CDI is all about empowering clinicians to deliver safer care to every patient by creating a documentation culture that reflects the clinical truth.

It’s about bridging the gap between clinicians and our clinical coders so that the clinical data is reflective of the patient’s inpatient hospital stay and that Northern Health receives optimised reimbursement under the National Activity Based Funding model. Data-driven decision making relies heavily on complete and accurate clinical documentation and clinical coding, so it is imperative to get it right the first time.

Northern Health’s CDI program began in late 2017 with the aim of improving the clinical documentation in real-time, rather than waiting for our coding auditors to feed back the documentation gaps to specialties retrospectively, often months after patient’s discharge.

The team consists of Mary Kouvas, Clinical Documentation Integrity Coordinator, and Diana Villalta, Clinical Documentation Specialist (CDS).

“Without CDI, a patient’s health and safety is potentially at risk and Northern Health may not be receiving optimised reimbursement for the care they deliver,” Mary said.

“Research and planning for the future is affected as well. Remember the saying – “Rubbish in, rubbish out” – We ensure the documentation in the healthcare record is complete and accurate, to enable the extrapolation of valuable data.”

On a daily basis, Mary and Diana review current inpatient notes for patients who are planned for discharge on the same or following day, while also looking for documentation gaps.

Since November 2022, they have been using Medtasker to better engage with clinicians and send the documentation gaps called CDI queries.

“Since its implementation, we have seen the response rate to these CDI queries increase from 35 per cent on average to above 90 per cent – an extraordinary improvement.” Mary said.
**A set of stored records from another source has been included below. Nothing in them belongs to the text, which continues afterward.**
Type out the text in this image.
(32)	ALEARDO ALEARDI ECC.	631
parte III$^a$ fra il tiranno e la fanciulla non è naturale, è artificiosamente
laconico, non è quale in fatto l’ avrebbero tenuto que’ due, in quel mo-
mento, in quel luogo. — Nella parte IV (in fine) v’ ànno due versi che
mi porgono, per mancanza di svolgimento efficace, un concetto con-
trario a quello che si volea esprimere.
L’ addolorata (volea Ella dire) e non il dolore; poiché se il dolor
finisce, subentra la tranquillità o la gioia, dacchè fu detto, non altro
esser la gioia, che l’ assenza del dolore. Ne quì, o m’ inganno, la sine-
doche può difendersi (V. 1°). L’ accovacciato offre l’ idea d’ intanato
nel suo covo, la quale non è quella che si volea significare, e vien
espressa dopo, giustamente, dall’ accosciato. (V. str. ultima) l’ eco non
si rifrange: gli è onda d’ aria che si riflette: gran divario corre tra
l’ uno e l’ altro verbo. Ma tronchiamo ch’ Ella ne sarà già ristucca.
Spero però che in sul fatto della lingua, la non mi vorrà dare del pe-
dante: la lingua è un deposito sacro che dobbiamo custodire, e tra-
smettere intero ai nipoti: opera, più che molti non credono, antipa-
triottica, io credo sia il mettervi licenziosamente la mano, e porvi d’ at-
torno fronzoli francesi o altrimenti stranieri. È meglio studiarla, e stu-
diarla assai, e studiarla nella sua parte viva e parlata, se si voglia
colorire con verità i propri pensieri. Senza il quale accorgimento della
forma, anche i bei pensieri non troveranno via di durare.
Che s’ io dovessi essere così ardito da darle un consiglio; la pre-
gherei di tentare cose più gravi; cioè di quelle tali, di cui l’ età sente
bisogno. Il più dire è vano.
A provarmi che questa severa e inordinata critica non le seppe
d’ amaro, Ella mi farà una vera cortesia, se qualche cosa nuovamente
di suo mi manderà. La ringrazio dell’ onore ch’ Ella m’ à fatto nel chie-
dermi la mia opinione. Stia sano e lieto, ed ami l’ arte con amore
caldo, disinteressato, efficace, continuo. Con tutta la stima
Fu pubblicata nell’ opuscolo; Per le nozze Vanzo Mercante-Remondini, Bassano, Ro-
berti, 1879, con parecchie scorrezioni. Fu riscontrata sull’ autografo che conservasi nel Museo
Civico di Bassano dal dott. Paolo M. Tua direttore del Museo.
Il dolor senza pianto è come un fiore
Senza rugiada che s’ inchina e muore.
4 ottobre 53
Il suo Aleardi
“Using Medtasker has been a game-changer, not only for Northern Health but for the wider Australian CDI community. We were fortunate to present our success story at two conferences in Australia last year and received much interest in this innovative approach to CDI.”

With the implementation of the Electronic Medical Record (EMR) in September last year, the CDI team is now able to work remotely from either an onsite office or from home.

“Going fully electronic means we can now leave the clinical ward areas for clinicians and patients which is how wards were intended to be used, without affecting clinician engagement. The benefits of using Medtasker is that the clinician can respond to the CDI query at their earliest convenience, without impacting patient care,” Mary said.

“By receiving the CDI query in real-time, the clinician is able to update the documentation in the EMR, notify the CDS, the CDS can check to see if the documentation change is sufficient for coding, resulting in a complete and accurate account of the patient’s episode of care, whilst optimising NWAU.”

“A very effective and efficient process where our clinicians are able to continuously learn and document better.”

“We are looking forward to the future and how we can work with AI to enhance the process of good documentation practices. Watch out!”

Featured image: Diana Villalta CDS and Mary Kouvas CDI Coordinator.